L'actualité commentée par un délégué CFTC
23 avril 2012
L'ouverture des enseignes du bricolage le dimanche, sur l’ensemble du territoire et sans dérogation, vue par, Axel Barboteau délégué syndical CFTC chez Leroy Merlin à Lyon et négociateur pour les magasins de bricolage au sein de la Fédération CSFV (Commerce, services, force de vente) CFTC.
Un décret, à paraître d’ici peu, va légaliser l’ouverture des enseignes du bricolage le dimanche, sur l’ensemble du territoire et sans dérogation. Est-ce, pour vous aussi et les salariés du secteur, un pas de plus vers l’extension du travail dominical forcé ? Cela remet-il en cause,les accords d’entreprise et de la branche ?
Axel Barboteau :
"Actuellement, la loi Mallié de 2009 permet déjà – mais par dérogation seulement – l’ouverture dominicale des magasins de vente de matériels de bricolage sur accord du préfet dans certaines agglomérations. Elle a officialisé certaines pratiques qui existaient depuis longtemps, surtout en Île-de-France. Cette loi nous a donc paradoxalement servi à négocier des accords d’entreprise plus avantageux.
Ainsi, chez Leroy Merlin par exemple, nous avons obtenu la possibilité pour le salarié de revenir à tout moment sur son accord pour travailler certains dimanches, ainsi qu’une majoration salariale de 150 % par dimanche travaillé.
Avec ce décret, le ministère du Travail supprime purement et simplement toute demande de dérogation, et sur l’ensemble du territoire. Tout cela pour satisfaire des entreprises comme Bricorama, condamnée à de fortes amendes pour ouverture dominicale illicite !

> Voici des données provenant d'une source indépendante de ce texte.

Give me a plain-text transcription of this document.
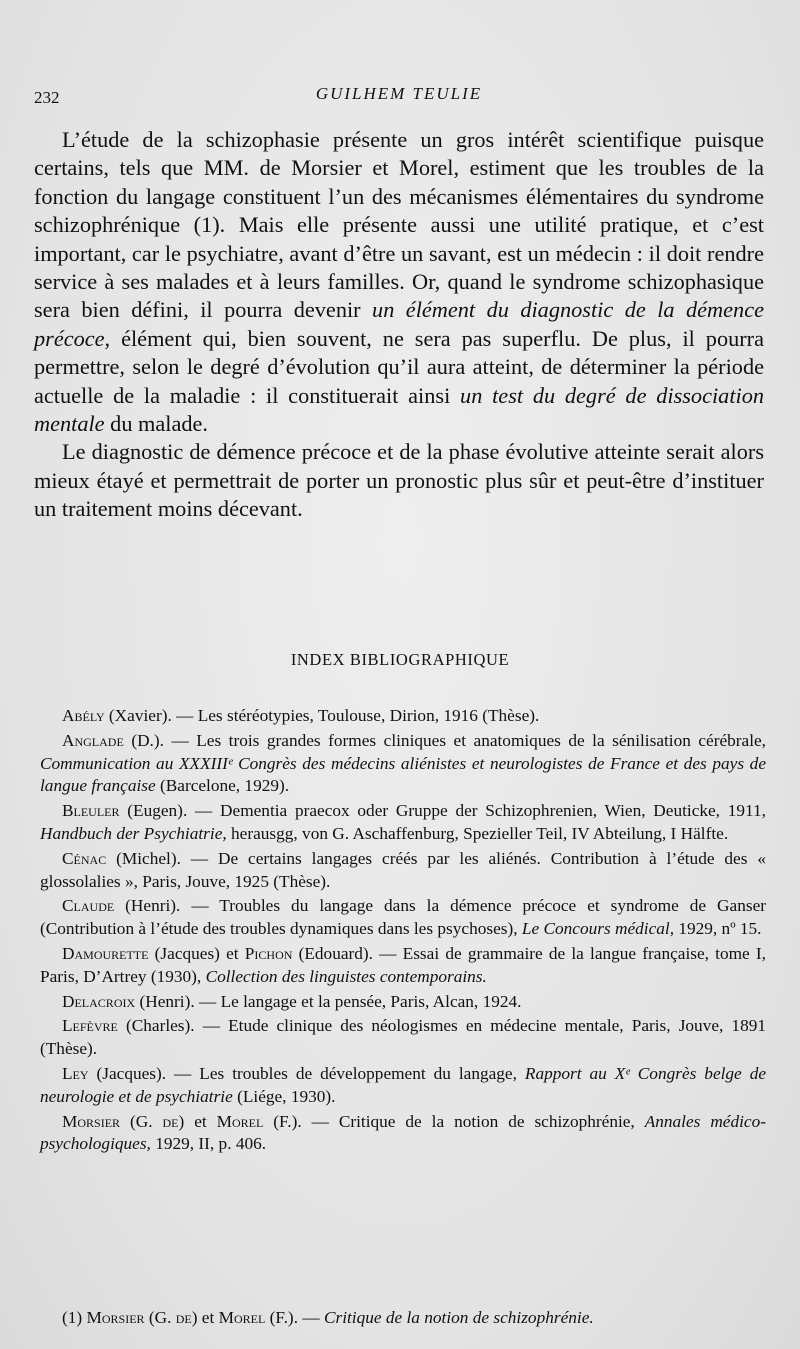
232	GUILHEM TEULIE

L’étude de la schizophasie présente un gros intérêt scientifique puisque certains, tels que MM. de Morsier et Morel, estiment que les troubles de la fonction du langage constituent l’un des mécanismes élémentaires du syndrome schizophrénique (1). Mais elle présente aussi une utilité pratique, et c’est important, car le psychiatre, avant d’être un savant, est un médecin : il doit rendre service à ses malades et à leurs familles. Or, quand le syndrome schizophasique sera bien défini, il pourra devenir un élément du diagnostic de la démence précoce, élément qui, bien souvent, ne sera pas superflu. De plus, il pourra permettre, selon le degré d’évolution qu’il aura atteint, de déterminer la période actuelle de la maladie : il constituerait ainsi un test du degré de dissociation mentale du malade.

Le diagnostic de démence précoce et de la phase évolutive atteinte serait alors mieux étayé et permettrait de porter un pronostic plus sûr et peut-être d’instituer un traitement moins décevant.

INDEX BIBLIOGRAPHIQUE

Abély (Xavier). — Les stéréotypies, Toulouse, Dirion, 1916 (Thèse).

Anglade (D.). — Les trois grandes formes cliniques et anatomiques de la sénilisation cérébrale, Communication au XXXIIIᵉ Congrès des médecins aliénistes et neurologistes de France et des pays de langue française (Barcelone, 1929).

Bleuler (Eugen). — Dementia praecox oder Gruppe der Schizophrenien, Wien, Deuticke, 1911, Handbuch der Psychiatrie, herausgg, von G. Aschaffenburg, Spezieller Teil, IV Abteilung, I Hälfte.

Cénac (Michel). — De certains langages créés par les aliénés. Contribution à l’étude des « glossolalies », Paris, Jouve, 1925 (Thèse).

Claude (Henri). — Troubles du langage dans la démence précoce et syndrome de Ganser (Contribution à l’étude des troubles dynamiques dans les psychoses), Le Concours médical, 1929, nº 15.

Damourette (Jacques) et Pichon (Edouard). — Essai de grammaire de la langue française, tome I, Paris, D’Artrey (1930), Collection des linguistes contemporains.

Delacroix (Henri). — Le langage et la pensée, Paris, Alcan, 1924.

Lefèvre (Charles). — Etude clinique des néologismes en médecine mentale, Paris, Jouve, 1891 (Thèse).

Ley (Jacques). — Les troubles de développement du langage, Rapport au Xᵉ Congrès belge de neurologie et de psychiatrie (Liége, 1930).

Morsier (G. de) et Morel (F.). — Critique de la notion de schizophrénie, Annales médico-psychologiques, 1929, II, p. 406.

(1) Morsier (G. de) et Morel (F.). — Critique de la notion de schizophrénie.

C’est un véritable passage en force : tous les syndicats salariés de la branche du bricolage sont défavorables à cette mesure. Il y a fort à craindre, en effet, que le travail dominical s’étende ainsi en province, par effet de concurrence.
Mais aussi qu’il devienne plus ou moins forcé pour les salariés, car tous les magasins n’embaucheront pas des étudiants ou du personnel supplémentaire pour travailler le dimanche. Cela coûtera trop cher, d’autant qu’à moyen terme, nous sommes persuadés que le chiffre d’affaires n’augmentera pas en proportion. Le risque est donc d’amputer encore davantage le temps de vie familiale des salariés du secteur.
Avec ce décret, nous n’avons, de plus, aucune garantie que les accords d’entreprise en vigueur ne soient pas dénoncés par la direction. Cela va nous contraindre également à renégocier un nouvel accord de branche encadrant le travail dominical. Nous serons vigilants à ne pas glisser vers un faux volontariat."